Los eventos, como sabemos, se remontan a finales de agosto, cuando el premier inicia una serie de invitaciones a la partidocracia local a fin de entablar un diálogo que reduzca el ruido político y brinde la estabilidad necesaria para el buen funcionamiento de nuestra democracia. Desde el saque, como vemos, la trama parte con un protagonista que, lamentablemente, es secundario para el contexto político del momento. Y es que, desde los inicios del actual gobierno, el mandatario optó por la confrontación con los principales partidos políticos. Un diálogo serio requería, casi obligaba, la imagen del presidente Humala.
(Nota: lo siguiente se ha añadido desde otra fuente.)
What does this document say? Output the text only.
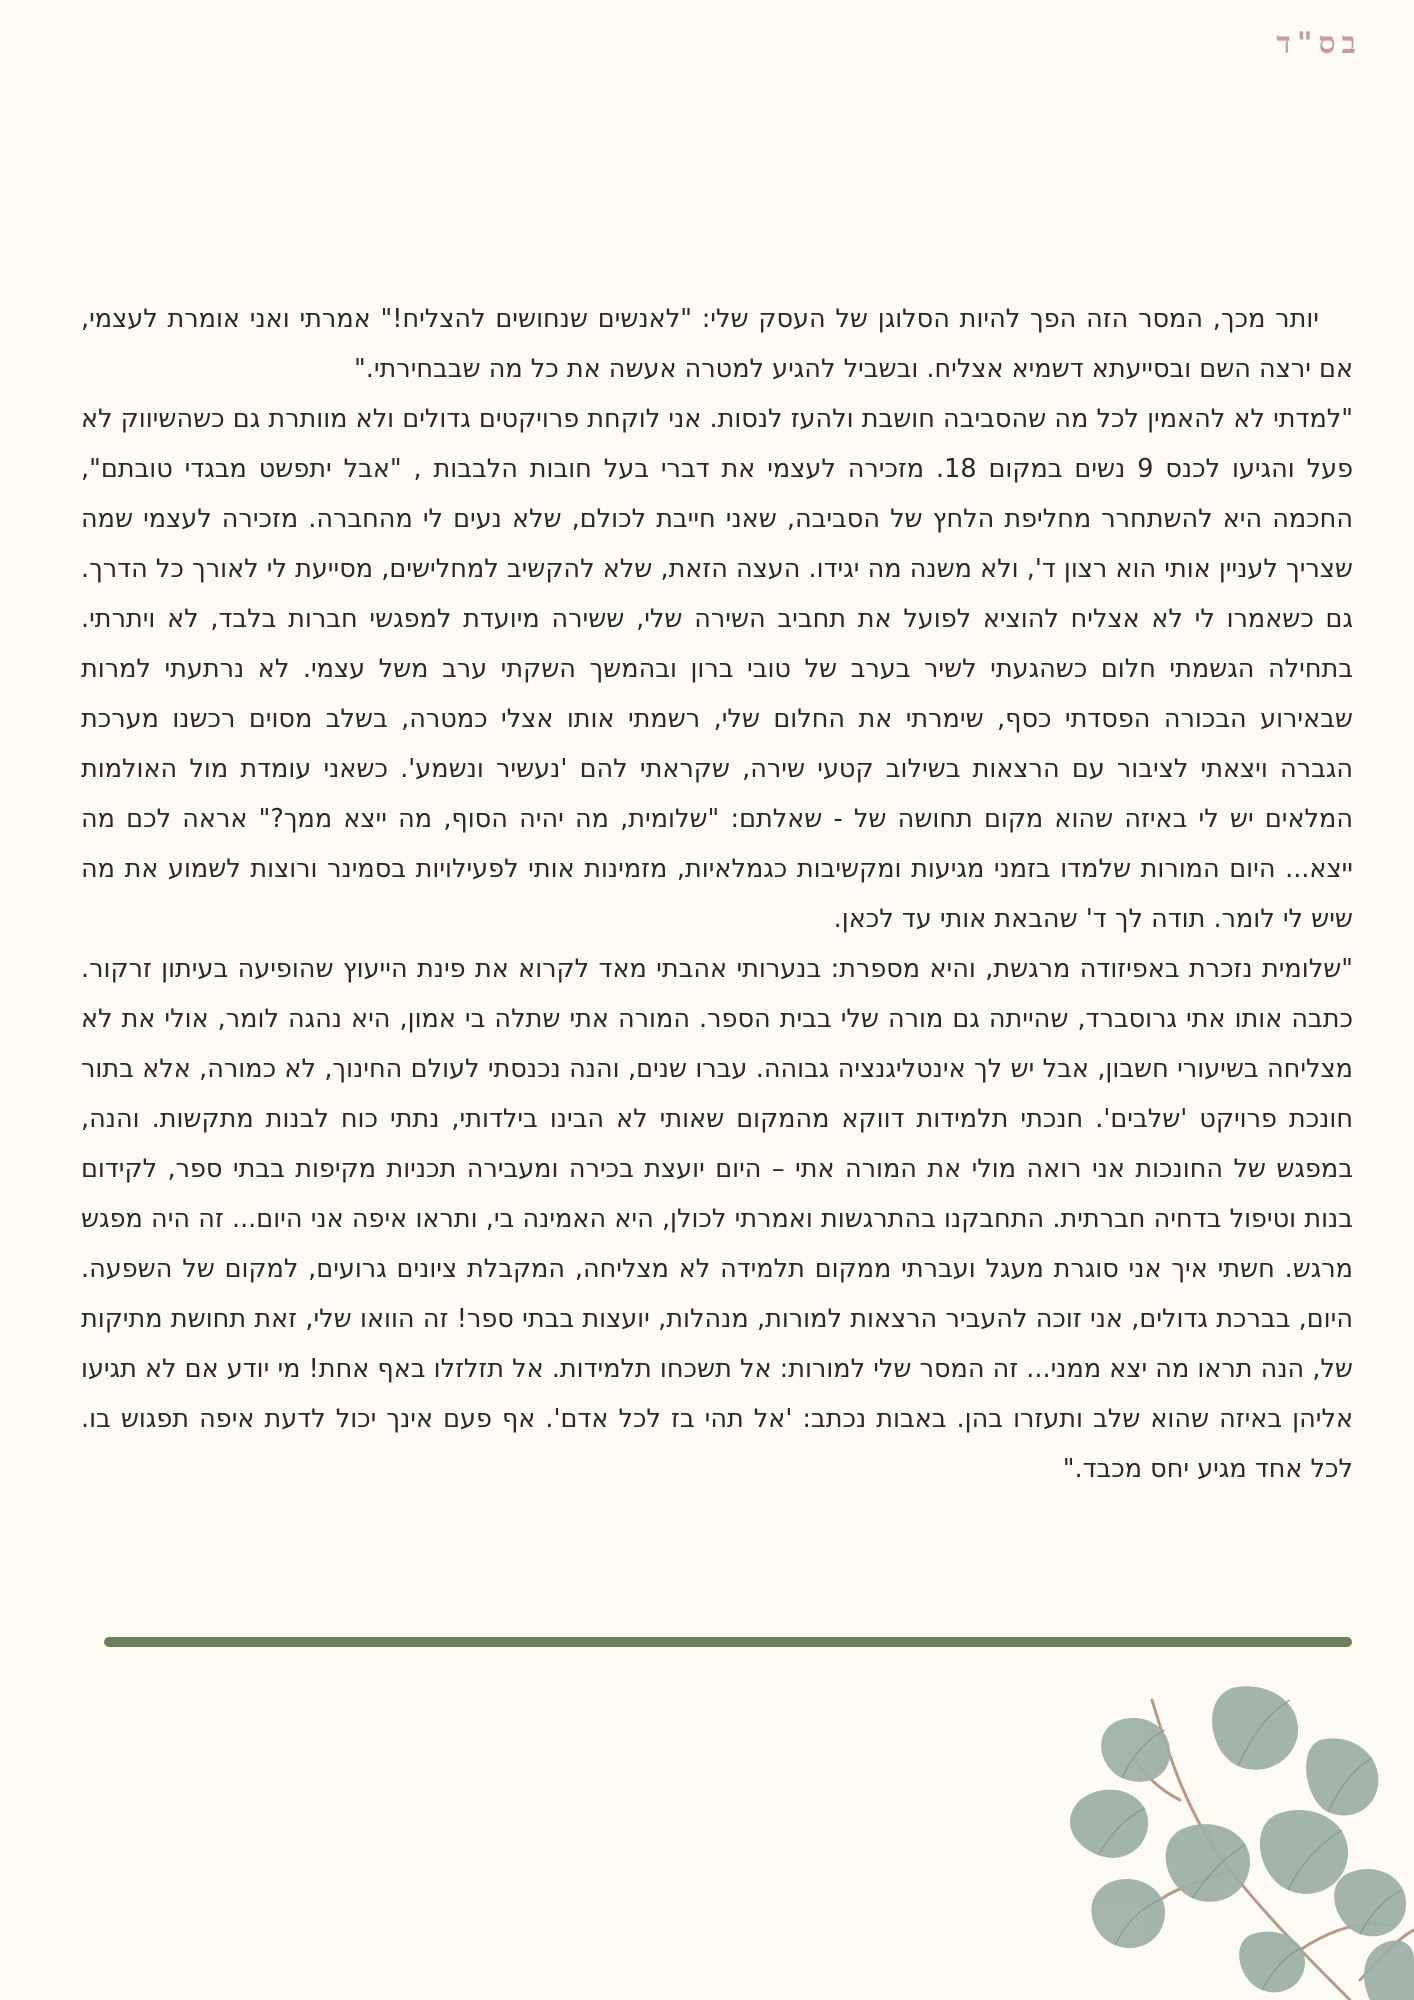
בס"ד

יותר מכך, המסר הזה הפך להיות הסלוגן של העסק שלי: "לאנשים שנחושים להצליח!" אמרתי ואני אומרת לעצמי, אם ירצה השם ובסייעתא דשמיא אצליח. ובשביל להגיע למטרה אעשה את כל מה שבבחירתי."

"למדתי לא להאמין לכל מה שהסביבה חושבת ולהעז לנסות. אני לוקחת פרויקטים גדולים ולא מוותרת גם כשהשיווק לא פעל והגיעו לכנס 9 נשים במקום 18. מזכירה לעצמי את דברי בעל חובות הלבבות , "אבל יתפשט מבגדי טובתם", החכמה היא להשתחרר מחליפת הלחץ של הסביבה, שאני חייבת לכולם, שלא נעים לי מהחברה. מזכירה לעצמי שמה שצריך לעניין אותי הוא רצון ד', ולא משנה מה יגידו. העצה הזאת, שלא להקשיב למחלישים, מסייעת לי לאורך כל הדרך. גם כשאמרו לי לא אצליח להוציא לפועל את תחביב השירה שלי, ששירה מיועדת למפגשי חברות בלבד, לא ויתרתי. בתחילה הגשמתי חלום כשהגעתי לשיר בערב של טובי ברון ובהמשך השקתי ערב משל עצמי. לא נרתעתי למרות שבאירוע הבכורה הפסדתי כסף, שימרתי את החלום שלי, רשמתי אותו אצלי כמטרה, בשלב מסוים רכשנו מערכת הגברה ויצאתי לציבור עם הרצאות בשילוב קטעי שירה, שקראתי להם 'נעשיר ונשמע'. כשאני עומדת מול האולמות המלאים יש לי באיזה שהוא מקום תחושה של - שאלתם: "שלומית, מה יהיה הסוף, מה ייצא ממך?" אראה לכם מה ייצא... היום המורות שלמדו בזמני מגיעות ומקשיבות כגמלאיות, מזמינות אותי לפעילויות בסמינר ורוצות לשמוע את מה שיש לי לומר. תודה לך ד' שהבאת אותי עד לכאן.

"שלומית נזכרת באפיזודה מרגשת, והיא מספרת: בנערותי אהבתי מאד לקרוא את פינת הייעוץ שהופיעה בעיתון זרקור. כתבה אותו אתי גרוסברד, שהייתה גם מורה שלי בבית הספר. המורה אתי שתלה בי אמון, היא נהגה לומר, אולי את לא מצליחה בשיעורי חשבון, אבל יש לך אינטליגנציה גבוהה. עברו שנים, והנה נכנסתי לעולם החינוך, לא כמורה, אלא בתור חונכת פרויקט 'שלבים'. חנכתי תלמידות דווקא מהמקום שאותי לא הבינו בילדותי, נתתי כוח לבנות מתקשות. והנה, במפגש של החונכות אני רואה מולי את המורה אתי – היום יועצת בכירה ומעבירה תכניות מקיפות בבתי ספר, לקידום בנות וטיפול בדחיה חברתית. התחבקנו בהתרגשות ואמרתי לכולן, היא האמינה בי, ותראו איפה אני היום... זה היה מפגש מרגש. חשתי איך אני סוגרת מעגל ועברתי ממקום תלמידה לא מצליחה, המקבלת ציונים גרועים, למקום של השפעה. היום, בברכת גדולים, אני זוכה להעביר הרצאות למורות, מנהלות, יועצות בבתי ספר! זה הוואו שלי, זאת תחושת מתיקות של, הנה תראו מה יצא ממני... זה המסר שלי למורות: אל תשכחו תלמידות. אל תזלזלו באף אחת! מי יודע אם לא תגיעו אליהן באיזה שהוא שלב ותעזרו בהן. באבות נכתב: 'אל תהי בז לכל אדם'. אף פעם אינך יכול לדעת איפה תפגוש בו. לכל אחד מגיע יחס מכבד."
A seguidilla se cristalizaron dos problemas adicionales: el primero, la falta de una agenda acotada a problemas concretos; el segundo, la desinteligencia en la convocatoria: primero a los amigos, luego a los inexistentes, para finalmente sentarse mueca de por medio con los partidos que realmente importaban en la pieza teatral. Para remate, el mandatario sale a ningunear el proceso, dejando al premier y a los convocados en off-side.

Después de este inicio, no podía ser otro el derrotero: acudieron personajes del olvido con propuestas variopintas, cada uno con su pliego de reclamos. Terminado el show, el premier ofreció la futura presencia del mandatario como si del Dalai Lama se tratara. Por supuesto, nadie esperaba que ello se concretara. El premier pasó, entonces, a ofrecer un diálogo al nivel técnico; léase, hasta acá llegamos.

La historia pudo acabar en eso: reuniones entre personajes de tercer nivel que lleguen a nada. De paso, no hubiese sido raro para nuestro nivel político. No obstante, los impulsos presidenciales jugaron nuevamente en contra, y como la oposición tiene más recorrido en el quehacer político, el diálogo se quebró como se esperaba, en un "todos contra todos". Menuda clase política la que tenemos.